The Role of Tooling in Threat Modeling, by Zoe Braiterman

The practical value of threat modeling is about “People and collaboration over processes, methodologies, and tools”, as stated in the Threat Modeling Manifesto and various discussions amongst practitioners. However, tooling certainly plays a role in the productive threat modeling.

Some useful features of software used for threat modeling

Threat Modeling as Code

Threat modeling as code enables developers to turn what’s in their job description, coding, into graphical representations of the systems they’re building that provide context for threat modeling activities.

This category of tooling includes pytm, an OWASP project led by Izar Tarandach.

Pytm is a Pythonic framework that achieves the following to facilitate threat modeling:

  • Enable developers with the to easily generate data flow diagrams or sequence diagrams, using dot or PlantUML
  • Allow security experts to supply threats to the system, based on vulnerabilities
  • Generate a report that includes diagrams and findings

More on automated reporting

Potential threats that may impact a system are not limited to security threats. They also include privacy and compliance related threats.

Adaptive tooling empowers users with automated reporting of these various types of threats to enable users to properly understand and mitigate the risks that face the systems within their organizations.

For example, Irius Risk, allow users to create reports, including compliance reports, among the analytics and reporting features the product includes.

What this means for you?

Some considerations in making decisions your team / organization may include the following.

  • The users of the threat modeling software: Developers? Security professionals? Product managers?
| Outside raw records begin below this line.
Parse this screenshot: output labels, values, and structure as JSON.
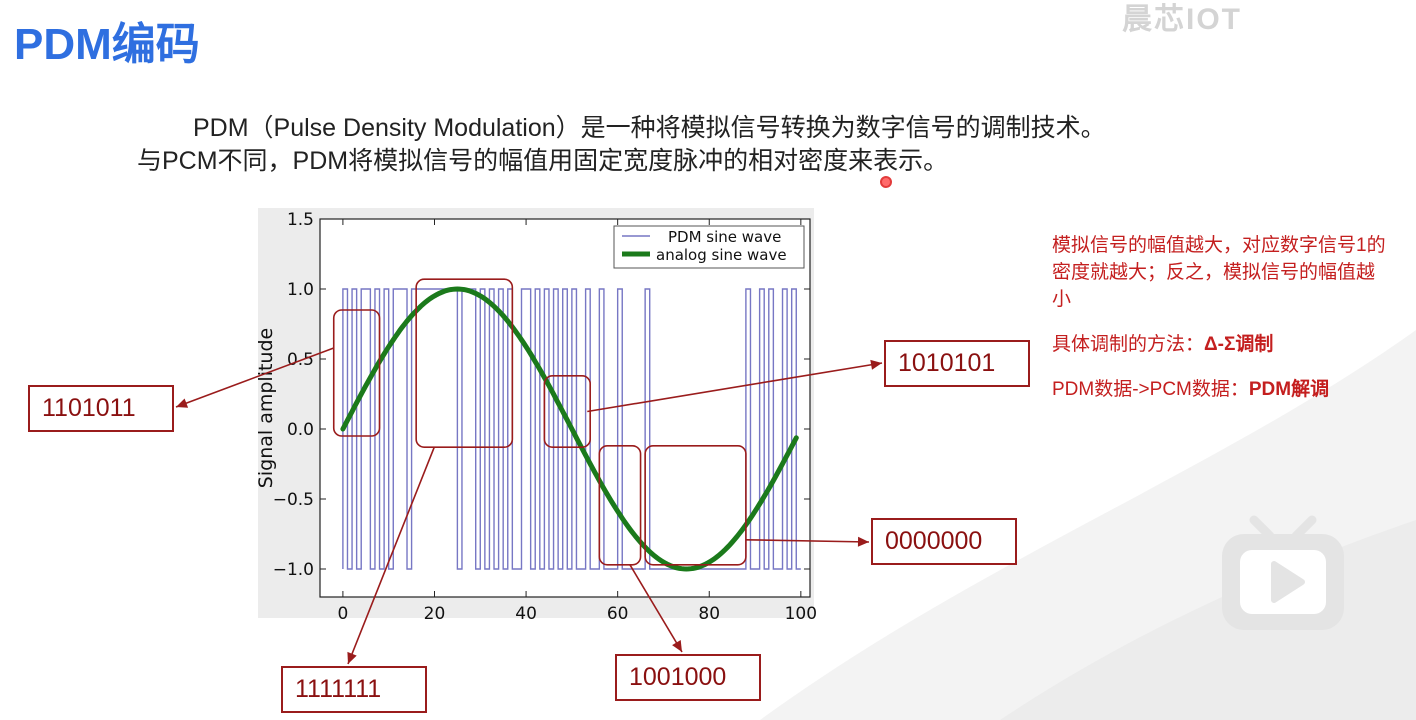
{
  "title": "PDM编码",
  "watermark": "晨芯IOT",
  "intro": {
    "line1": "PDM（Pulse Density Modulation）是一种将模拟信号转换为数字信号的调制技术。",
    "line2": "与PCM不同，PDM将模拟信号的幅值用固定宽度脉冲的相对密度来表示。"
  },
  "chart_data": {
    "type": "line",
    "title": "",
    "xlabel": "",
    "ylabel": "Signal amplitude",
    "xlim": [
      -5,
      102
    ],
    "ylim": [
      -1.2,
      1.5
    ],
    "x_ticks": [
      0,
      20,
      40,
      60,
      80,
      100
    ],
    "x_tick_labels": [
      "0",
      "20",
      "40",
      "60",
      "80",
      "100"
    ],
    "y_ticks": [
      -1.0,
      -0.5,
      0.0,
      0.5,
      1.0,
      1.5
    ],
    "y_tick_labels": [
      "−1.0",
      "−0.5",
      "0.0",
      "0.5",
      "1.0",
      "1.5"
    ],
    "grid": false,
    "legend_position": "top-right",
    "series": [
      {
        "name": "PDM sine wave",
        "color": "#7777c4",
        "style": "step",
        "high_intervals": [
          [
            0,
            1
          ],
          [
            2,
            3
          ],
          [
            4,
            6
          ],
          [
            7,
            8
          ],
          [
            9,
            10
          ],
          [
            11,
            14
          ],
          [
            15,
            25
          ],
          [
            26,
            29
          ],
          [
            30,
            31
          ],
          [
            32,
            33
          ],
          [
            34,
            35
          ],
          [
            36,
            37
          ],
          [
            39,
            41
          ],
          [
            42,
            43
          ],
          [
            44,
            45
          ],
          [
            46,
            47
          ],
          [
            48,
            49
          ],
          [
            50,
            51
          ],
          [
            53,
            54
          ],
          [
            56,
            57
          ],
          [
            60,
            61
          ],
          [
            66,
            67
          ],
          [
            88,
            89
          ],
          [
            91,
            92
          ],
          [
            93,
            94
          ],
          [
            96,
            97
          ],
          [
            98,
            99
          ]
        ],
        "x_range": [
          0,
          100
        ],
        "levels": [
          -1,
          1
        ]
      },
      {
        "name": "analog sine wave",
        "color": "#1b7a1b",
        "function": "sin(2*pi*x/100)",
        "x_range": [
          0,
          99
        ]
      }
    ]
  },
  "annotations": [
    {
      "code": "1101011",
      "region_x": [
        -2,
        8
      ],
      "region_y": [
        -0.05,
        0.85
      ]
    },
    {
      "code": "1111111",
      "region_x": [
        16,
        37
      ],
      "region_y": [
        -0.13,
        1.07
      ]
    },
    {
      "code": "1010101",
      "region_x": [
        44,
        54
      ],
      "region_y": [
        -0.13,
        0.38
      ]
    },
    {
      "code": "1001000",
      "region_x": [
        56,
        65
      ],
      "region_y": [
        -0.97,
        -0.12
      ]
    },
    {
      "code": "0000000",
      "region_x": [
        66,
        88
      ],
      "region_y": [
        -0.97,
        -0.12
      ]
    }
  ],
  "side_notes": {
    "note1": "模拟信号的幅值越大，对应数字信号1的密度就越大；反之，模拟信号的幅值越小",
    "method_label": "具体调制的方法：",
    "method_value": "Δ-Σ调制",
    "conversion_label": "PDM数据->PCM数据：",
    "conversion_value": "PDM解调"
  },
  "colors": {
    "title": "#2f6fe0",
    "annotation": "#9a1c1c",
    "note_text": "#c41f1f"
  },
  "icons": [
    "bilibili-tv-icon"
  ]
}
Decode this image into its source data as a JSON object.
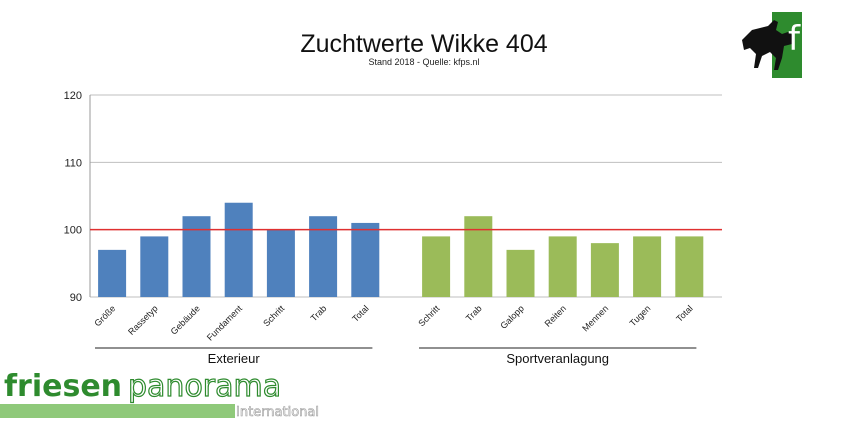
{
  "header": {
    "title": "Zuchtwerte Wikke 404",
    "subtitle": "Stand 2018 - Quelle: kfps.nl"
  },
  "colors": {
    "exterieur_bar": "#4f81bd",
    "sportveranlagung_bar": "#9bbb59",
    "reference_line": "#e03030",
    "gridline": "#bfbfbf",
    "brand_green": "#2e8b2e",
    "brand_light": "#b9d9a6"
  },
  "chart_data": {
    "type": "bar",
    "ylim": [
      90,
      120
    ],
    "yticks": [
      90,
      100,
      110,
      120
    ],
    "reference_line": 100,
    "grid": true,
    "groups": [
      {
        "name": "Exterieur",
        "categories": [
          "Größe",
          "Rassetyp",
          "Gebäude",
          "Fundament",
          "Schritt",
          "Trab",
          "Total"
        ],
        "values": [
          97,
          99,
          102,
          104,
          100,
          102,
          101
        ]
      },
      {
        "name": "Sportveranlagung",
        "categories": [
          "Schritt",
          "Trab",
          "Galopp",
          "Reiten",
          "Mennen",
          "Tugen",
          "Total"
        ],
        "values": [
          99,
          102,
          97,
          99,
          98,
          99,
          99
        ]
      }
    ]
  },
  "logos": {
    "kfp": {
      "icon": "horse-icon",
      "text": "fp"
    },
    "brand": {
      "word1": "friesen",
      "word2": "panorama",
      "sub": "International"
    }
  }
}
Consider the goals and level of technical expertise of each user persona.
  • The desired types of outputs: What types of visual representations, reporting, analytics and integration will be useful for your case?
  • The ongoing discussion and cross-functional collaboration it facilitates: What type of meaningful discussion is the tooling, and its outputs, to facilitate?

Conclusion / Key Takeaways

Threat modeling is an iterative process, consisting of multiple activities and involving multiple stakeholders.

Tooling can help to facilitate such processes and discussion, making them automated and scalable.